The package, which applies through 2010, includes cash incentives of up to 20 percent of the project's capital expenditure (capex) during the first 10 years for units located inside Special Economic Zones (SEZs) and over current SEZ benefits like exemption from excise duty, value added tax, and tax on profits generated by the unit. Units outside the SEZs will enjoy a cash incentive equivalent to 25 percent of their capex.
The two most important announcements are the government's willingness to participate in business, although only up to 26 percent of equity, and the definition of "ecosystem units." The ecosystem comprises business units that together make up the design-to-manufacturing chain—including, for instance, suppliers of chemicals and gases to wafer fabs.
Together with planned government initiatives in education, including e-learning similar to MIT Open Courseware, and the establishment of three more Indian Institutes of Science (IISc), four to five Indian Institutes of Technology (IITs) and business schools like the Indian Institute of Management (IIM), the policy changes could very well address the areas of weakness identified by the Ernst & Young report.

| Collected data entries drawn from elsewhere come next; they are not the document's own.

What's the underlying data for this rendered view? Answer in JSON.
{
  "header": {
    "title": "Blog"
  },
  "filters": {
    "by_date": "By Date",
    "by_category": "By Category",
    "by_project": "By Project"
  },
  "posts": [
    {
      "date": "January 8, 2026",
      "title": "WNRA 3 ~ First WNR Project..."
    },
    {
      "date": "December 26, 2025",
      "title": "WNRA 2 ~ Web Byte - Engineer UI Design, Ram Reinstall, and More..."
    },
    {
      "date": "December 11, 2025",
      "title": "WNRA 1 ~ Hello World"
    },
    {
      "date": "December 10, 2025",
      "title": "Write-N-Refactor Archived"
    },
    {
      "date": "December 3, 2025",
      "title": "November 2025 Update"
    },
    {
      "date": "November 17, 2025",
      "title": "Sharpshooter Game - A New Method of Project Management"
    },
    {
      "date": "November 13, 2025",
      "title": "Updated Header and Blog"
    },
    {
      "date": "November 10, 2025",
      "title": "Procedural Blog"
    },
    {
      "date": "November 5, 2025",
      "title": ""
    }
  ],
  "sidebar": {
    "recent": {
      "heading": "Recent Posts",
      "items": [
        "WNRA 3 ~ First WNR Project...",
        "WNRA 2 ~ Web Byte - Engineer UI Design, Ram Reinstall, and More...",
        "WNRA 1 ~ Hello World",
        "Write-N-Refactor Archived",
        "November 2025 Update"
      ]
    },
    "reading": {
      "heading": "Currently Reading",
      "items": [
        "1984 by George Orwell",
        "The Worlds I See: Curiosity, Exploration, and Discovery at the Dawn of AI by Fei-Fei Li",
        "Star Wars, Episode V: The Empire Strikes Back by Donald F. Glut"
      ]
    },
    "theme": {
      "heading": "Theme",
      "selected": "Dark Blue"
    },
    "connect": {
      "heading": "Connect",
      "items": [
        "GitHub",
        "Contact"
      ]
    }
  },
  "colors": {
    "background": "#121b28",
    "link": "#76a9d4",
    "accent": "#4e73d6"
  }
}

The local industry is relieved that India will finally find purpose in the competitive electronics landscape with clear medium-term policy level support. Long seen as the "elephant" of Asia, albeit a sleeping elephant, as opposed to the "soaring dragon" next door, the Indian electronics industry is now perched on the point of all-out growth. It is up to those in the business of technology to take it over the tipping point.